El hombre lánguido les invitó a subir hasta donde se encontraba el gigantesco reloj con todos sus engranajes, subieron unas escaleras que no tenían ningún descanso parecían ser infinitas; un poco peligrosas pues no tenían mucho soporte y estaban hechas de un metal ya oxidado. Se escuchaba por toda la habitación los fuertes ecos de los sonidos que daban el constante segundo, algo insoportable para un par de personas pensantes como lo eran los detectives, estando arriba el hombre que parecía ya no tener ojos por la falta de luz se detuvo y comenzó a hablar de manera tenue.

-Han dado ustedes con la persona que lleva hacia el verdadero culpable, y los felicito. Pero pierden su tiempo-

-¿Dice usted que tiene información sobre el culpable de todos estos asesinatos?-

-Si, eso mismo. El problema es que si me escuchan seguramente otra persona morirá y no podrán hacer nada, ¿qué harán con su tiempo señores?-

-Bueno, yo y mi compañero pensamos que es mucho mejor escucharle y atrapar al asesino, después de todo si venimos luego puede que usted no tenga tiempo para hablar-

-Jojo, veo que ya nos entendemos señores, han acertado con dicha conclusión. Bueno la persona a la que yo me refiero duerme conmigo y parece que vive conmigo desde que yo recuerdo.-

-¿Qué es lo que usted dice señor?- Los dos detectives se miraban extrañados.

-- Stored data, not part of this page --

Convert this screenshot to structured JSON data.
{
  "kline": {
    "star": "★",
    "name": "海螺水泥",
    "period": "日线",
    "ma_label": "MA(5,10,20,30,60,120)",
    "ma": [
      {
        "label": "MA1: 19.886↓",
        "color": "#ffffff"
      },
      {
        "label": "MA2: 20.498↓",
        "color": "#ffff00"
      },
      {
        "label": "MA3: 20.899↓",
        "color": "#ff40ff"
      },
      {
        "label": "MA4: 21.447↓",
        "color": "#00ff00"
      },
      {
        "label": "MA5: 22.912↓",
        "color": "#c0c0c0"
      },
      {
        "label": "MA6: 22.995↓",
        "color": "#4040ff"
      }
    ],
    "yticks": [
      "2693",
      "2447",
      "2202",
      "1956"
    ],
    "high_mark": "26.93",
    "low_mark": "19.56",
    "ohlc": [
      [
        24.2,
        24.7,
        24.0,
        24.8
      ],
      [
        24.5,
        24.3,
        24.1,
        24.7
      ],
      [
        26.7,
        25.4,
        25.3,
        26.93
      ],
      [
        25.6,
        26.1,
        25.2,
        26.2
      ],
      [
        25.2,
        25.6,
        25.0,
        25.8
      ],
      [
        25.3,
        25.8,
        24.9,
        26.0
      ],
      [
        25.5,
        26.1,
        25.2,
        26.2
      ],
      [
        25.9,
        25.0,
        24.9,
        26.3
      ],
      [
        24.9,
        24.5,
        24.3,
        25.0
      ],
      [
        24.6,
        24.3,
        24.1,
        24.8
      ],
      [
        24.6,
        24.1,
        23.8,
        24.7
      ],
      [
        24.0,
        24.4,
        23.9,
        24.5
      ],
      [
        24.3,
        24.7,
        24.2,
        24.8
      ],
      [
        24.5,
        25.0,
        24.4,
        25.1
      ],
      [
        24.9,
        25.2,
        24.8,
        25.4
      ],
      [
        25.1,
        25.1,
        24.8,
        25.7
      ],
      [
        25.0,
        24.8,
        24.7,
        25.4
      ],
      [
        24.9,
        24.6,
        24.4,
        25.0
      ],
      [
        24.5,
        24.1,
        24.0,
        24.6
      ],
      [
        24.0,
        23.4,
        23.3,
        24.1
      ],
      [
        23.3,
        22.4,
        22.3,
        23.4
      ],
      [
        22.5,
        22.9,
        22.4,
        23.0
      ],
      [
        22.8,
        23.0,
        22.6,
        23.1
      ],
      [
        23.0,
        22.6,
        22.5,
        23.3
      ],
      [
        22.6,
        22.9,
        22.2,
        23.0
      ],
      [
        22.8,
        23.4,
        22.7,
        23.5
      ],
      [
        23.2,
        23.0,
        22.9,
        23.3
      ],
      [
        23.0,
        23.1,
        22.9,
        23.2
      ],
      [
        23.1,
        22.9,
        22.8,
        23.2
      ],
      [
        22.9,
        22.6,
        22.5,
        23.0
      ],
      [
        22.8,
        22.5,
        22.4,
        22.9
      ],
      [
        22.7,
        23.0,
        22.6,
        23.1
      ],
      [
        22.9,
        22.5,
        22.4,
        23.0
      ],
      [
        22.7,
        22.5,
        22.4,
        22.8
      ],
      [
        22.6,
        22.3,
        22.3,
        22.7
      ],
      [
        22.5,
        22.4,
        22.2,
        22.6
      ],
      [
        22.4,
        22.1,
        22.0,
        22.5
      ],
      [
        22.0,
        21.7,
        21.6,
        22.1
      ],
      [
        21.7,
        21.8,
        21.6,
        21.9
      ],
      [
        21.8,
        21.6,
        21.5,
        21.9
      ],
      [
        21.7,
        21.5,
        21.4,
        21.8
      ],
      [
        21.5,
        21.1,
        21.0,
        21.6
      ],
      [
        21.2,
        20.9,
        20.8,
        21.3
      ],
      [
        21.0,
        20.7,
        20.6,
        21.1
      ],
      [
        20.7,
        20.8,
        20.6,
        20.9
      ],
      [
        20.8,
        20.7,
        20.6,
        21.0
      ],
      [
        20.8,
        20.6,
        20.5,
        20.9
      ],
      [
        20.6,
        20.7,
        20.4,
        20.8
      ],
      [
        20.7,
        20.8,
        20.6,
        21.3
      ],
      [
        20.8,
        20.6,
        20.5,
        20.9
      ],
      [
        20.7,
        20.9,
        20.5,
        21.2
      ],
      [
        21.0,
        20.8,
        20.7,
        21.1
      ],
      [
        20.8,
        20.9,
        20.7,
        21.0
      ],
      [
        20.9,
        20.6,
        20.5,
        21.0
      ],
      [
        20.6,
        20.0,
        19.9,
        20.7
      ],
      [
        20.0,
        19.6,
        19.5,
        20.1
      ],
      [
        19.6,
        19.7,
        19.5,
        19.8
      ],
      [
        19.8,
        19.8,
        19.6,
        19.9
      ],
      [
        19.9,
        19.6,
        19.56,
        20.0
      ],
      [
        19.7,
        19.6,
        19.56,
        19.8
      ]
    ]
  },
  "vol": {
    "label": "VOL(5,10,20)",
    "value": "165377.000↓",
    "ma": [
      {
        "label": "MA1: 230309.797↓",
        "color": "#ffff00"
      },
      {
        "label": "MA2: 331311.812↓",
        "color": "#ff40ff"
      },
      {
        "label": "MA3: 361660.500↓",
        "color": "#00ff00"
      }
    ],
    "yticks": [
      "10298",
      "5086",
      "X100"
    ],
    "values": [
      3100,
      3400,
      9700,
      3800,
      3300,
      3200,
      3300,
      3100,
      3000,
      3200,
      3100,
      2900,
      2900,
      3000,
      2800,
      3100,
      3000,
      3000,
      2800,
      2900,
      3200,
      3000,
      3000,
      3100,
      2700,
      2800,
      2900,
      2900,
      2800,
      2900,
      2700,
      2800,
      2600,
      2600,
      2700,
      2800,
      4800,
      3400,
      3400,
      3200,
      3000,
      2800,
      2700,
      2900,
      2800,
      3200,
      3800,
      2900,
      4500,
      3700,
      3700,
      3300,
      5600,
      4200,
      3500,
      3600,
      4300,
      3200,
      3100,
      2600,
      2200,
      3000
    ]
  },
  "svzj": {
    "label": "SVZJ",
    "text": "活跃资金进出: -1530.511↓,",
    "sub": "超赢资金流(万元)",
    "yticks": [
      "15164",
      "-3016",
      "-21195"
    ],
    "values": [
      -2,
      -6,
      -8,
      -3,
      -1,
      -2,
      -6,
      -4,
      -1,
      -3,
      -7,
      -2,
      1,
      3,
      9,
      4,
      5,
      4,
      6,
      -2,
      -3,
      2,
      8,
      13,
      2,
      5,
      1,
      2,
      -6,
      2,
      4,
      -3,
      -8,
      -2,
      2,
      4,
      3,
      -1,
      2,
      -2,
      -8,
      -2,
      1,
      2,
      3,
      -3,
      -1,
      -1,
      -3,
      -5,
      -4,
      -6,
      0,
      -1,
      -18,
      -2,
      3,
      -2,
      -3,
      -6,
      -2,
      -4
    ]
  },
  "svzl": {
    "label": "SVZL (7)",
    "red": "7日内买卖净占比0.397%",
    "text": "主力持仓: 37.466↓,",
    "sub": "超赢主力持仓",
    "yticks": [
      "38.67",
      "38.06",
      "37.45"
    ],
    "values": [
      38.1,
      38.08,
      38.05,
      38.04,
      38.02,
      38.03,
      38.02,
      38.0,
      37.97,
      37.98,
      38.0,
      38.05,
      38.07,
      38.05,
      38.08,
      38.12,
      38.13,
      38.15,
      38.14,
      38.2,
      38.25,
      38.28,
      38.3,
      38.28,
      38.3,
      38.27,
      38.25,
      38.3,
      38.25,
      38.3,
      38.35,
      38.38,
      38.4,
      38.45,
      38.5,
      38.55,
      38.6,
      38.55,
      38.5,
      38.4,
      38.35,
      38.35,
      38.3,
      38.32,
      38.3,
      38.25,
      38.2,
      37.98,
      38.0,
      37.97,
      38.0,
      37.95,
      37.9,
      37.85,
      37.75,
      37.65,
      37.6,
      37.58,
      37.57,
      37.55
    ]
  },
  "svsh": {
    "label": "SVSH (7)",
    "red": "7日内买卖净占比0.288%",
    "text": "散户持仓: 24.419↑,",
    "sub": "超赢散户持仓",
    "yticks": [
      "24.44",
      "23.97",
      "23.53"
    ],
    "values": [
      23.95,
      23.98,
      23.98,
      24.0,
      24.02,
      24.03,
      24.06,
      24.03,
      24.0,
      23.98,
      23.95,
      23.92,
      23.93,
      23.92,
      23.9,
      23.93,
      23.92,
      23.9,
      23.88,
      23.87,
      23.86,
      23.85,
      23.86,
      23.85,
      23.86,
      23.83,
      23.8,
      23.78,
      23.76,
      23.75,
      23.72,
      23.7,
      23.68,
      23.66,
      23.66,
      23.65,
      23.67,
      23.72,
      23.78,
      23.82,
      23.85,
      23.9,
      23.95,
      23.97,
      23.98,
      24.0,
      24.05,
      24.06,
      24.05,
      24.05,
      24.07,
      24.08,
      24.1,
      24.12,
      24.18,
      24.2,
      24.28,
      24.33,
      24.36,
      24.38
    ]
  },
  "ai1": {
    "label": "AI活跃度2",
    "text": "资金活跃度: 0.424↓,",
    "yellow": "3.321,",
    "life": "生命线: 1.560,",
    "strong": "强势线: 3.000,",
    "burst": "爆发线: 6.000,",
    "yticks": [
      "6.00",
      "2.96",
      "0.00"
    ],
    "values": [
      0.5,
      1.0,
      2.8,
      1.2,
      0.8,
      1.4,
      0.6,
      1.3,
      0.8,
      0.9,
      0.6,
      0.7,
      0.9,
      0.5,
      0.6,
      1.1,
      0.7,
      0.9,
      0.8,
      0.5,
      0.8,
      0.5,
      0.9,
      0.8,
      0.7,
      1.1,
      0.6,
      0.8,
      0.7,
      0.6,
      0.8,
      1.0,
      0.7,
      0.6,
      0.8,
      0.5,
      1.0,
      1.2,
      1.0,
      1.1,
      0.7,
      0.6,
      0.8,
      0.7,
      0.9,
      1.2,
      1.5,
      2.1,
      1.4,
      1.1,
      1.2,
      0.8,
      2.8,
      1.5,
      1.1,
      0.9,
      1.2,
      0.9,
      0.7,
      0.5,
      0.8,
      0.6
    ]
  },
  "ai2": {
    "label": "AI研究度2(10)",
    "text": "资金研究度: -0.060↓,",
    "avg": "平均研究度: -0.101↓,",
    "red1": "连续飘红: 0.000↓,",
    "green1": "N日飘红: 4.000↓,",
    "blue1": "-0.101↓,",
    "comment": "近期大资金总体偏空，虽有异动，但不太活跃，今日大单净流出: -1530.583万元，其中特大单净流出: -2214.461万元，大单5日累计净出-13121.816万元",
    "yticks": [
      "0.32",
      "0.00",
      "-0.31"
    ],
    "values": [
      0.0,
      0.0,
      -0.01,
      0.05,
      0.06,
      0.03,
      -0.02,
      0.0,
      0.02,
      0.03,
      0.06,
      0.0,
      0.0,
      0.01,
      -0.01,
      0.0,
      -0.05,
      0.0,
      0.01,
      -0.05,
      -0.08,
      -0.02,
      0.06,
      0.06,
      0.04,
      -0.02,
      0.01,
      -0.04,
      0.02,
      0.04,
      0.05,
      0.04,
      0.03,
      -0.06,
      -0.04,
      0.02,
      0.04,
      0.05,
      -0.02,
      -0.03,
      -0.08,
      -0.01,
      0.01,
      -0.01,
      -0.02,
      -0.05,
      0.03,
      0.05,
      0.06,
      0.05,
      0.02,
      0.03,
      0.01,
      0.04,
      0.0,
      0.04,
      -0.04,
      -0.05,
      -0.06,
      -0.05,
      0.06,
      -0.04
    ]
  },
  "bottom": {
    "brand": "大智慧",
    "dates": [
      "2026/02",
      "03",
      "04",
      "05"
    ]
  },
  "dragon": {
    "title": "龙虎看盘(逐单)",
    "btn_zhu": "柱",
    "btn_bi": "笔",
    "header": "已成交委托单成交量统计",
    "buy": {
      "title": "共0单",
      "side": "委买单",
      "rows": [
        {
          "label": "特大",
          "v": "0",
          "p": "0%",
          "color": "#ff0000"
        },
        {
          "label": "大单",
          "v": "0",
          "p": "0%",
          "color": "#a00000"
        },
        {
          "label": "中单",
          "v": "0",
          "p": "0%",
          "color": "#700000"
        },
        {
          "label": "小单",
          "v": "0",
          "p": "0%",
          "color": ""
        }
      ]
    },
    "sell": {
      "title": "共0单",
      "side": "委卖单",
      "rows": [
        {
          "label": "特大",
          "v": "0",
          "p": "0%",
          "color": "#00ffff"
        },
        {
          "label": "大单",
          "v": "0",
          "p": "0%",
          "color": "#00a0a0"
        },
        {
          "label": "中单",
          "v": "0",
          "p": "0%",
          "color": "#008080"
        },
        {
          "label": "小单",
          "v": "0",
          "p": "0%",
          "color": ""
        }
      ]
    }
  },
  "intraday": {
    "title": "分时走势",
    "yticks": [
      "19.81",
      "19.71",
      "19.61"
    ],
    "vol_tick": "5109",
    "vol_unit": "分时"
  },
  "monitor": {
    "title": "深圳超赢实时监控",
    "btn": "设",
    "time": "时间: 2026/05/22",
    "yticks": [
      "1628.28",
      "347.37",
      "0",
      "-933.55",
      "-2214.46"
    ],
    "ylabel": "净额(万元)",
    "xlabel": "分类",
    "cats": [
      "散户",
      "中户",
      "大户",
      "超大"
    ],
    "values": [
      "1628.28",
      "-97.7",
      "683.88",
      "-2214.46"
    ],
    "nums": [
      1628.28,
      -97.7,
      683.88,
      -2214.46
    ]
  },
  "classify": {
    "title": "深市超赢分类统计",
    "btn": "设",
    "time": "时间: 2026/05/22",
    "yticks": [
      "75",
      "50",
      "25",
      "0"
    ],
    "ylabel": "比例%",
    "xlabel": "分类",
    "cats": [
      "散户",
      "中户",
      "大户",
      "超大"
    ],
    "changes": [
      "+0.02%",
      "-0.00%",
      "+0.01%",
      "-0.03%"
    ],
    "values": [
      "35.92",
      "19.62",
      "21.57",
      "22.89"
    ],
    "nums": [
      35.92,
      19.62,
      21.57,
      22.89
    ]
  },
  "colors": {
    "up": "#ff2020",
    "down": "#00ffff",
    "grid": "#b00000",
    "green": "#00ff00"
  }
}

-Si, si, ya se que los sucesos ocurridos y dichos me convierten a mí en un complice directo de tales asesinatos, no tienen por qué recalcar mis errores. He intentado controlar a esta bestia infame de la que hablo pero no he tenido el tiempo ni la fuerza para poder lograrlo-

-Pues bueno, díganos en qué parte está este dichoso ser-

-Es demasiado obvio, estamos dentro de él-

-Señor, nosotros hablamos en serio y fuera de las teorías o filosofías que usted tenga hay personas en peligro allá afuera, de hecho todos estamos en peligro. En cualquier momento podemos morir-

-Ha dicho usted bien, en cualquier momento. Pero bueno, si quiere saber qué es lo que pienso afuera de mis ideales me temo que tendrá que irse-

-Sabía que este loco no nos iba a ayudar compañero. Lo supe desde que entramos a este lugar tan extraño, es obvio que la falta de comunicación le ha menguado el cerebro-

-El cerebro y el corazón son cosas muy diferentes señores detectives-

Sonó entonces la verdadera señal de la medianoche en ese día nublado parcialmente, una llovizna caía lentamente ya no había mal tiempo. Al sonar la medianoche el hombre flaco cayó al suelo y comenzó a gritar de dolor.

-Se los dije, que si no me escuchaban....alguien más iba a morir-

Extrañados los hombres miraban la agonía del ser flaco quien comenzaba a escupir sangre al suelo, la sangre parecía secarse y se camuflaba con el oxido. Uno de los hombres sintió asco, el otro permanecía friamente callado.

-Todas las noches, todas las medianoches es la misma sensación. Una araña cuelga de mi corazón, inyecta un leve veneno a él para adormecerme, me duele el corazón, siento como acaricia lentamente mi órgano para inyectarme dicho veneno. Este veneno......e-s...-

El hombre cayó al suelo repentinamente e intentando y luchando como si fuera un último suspiro volvió a recuperar parte de su brío. Los dos detectives seguían mirándole de manera curiosa y al recuperar un poco el aliento el hombre reanudó su conversación.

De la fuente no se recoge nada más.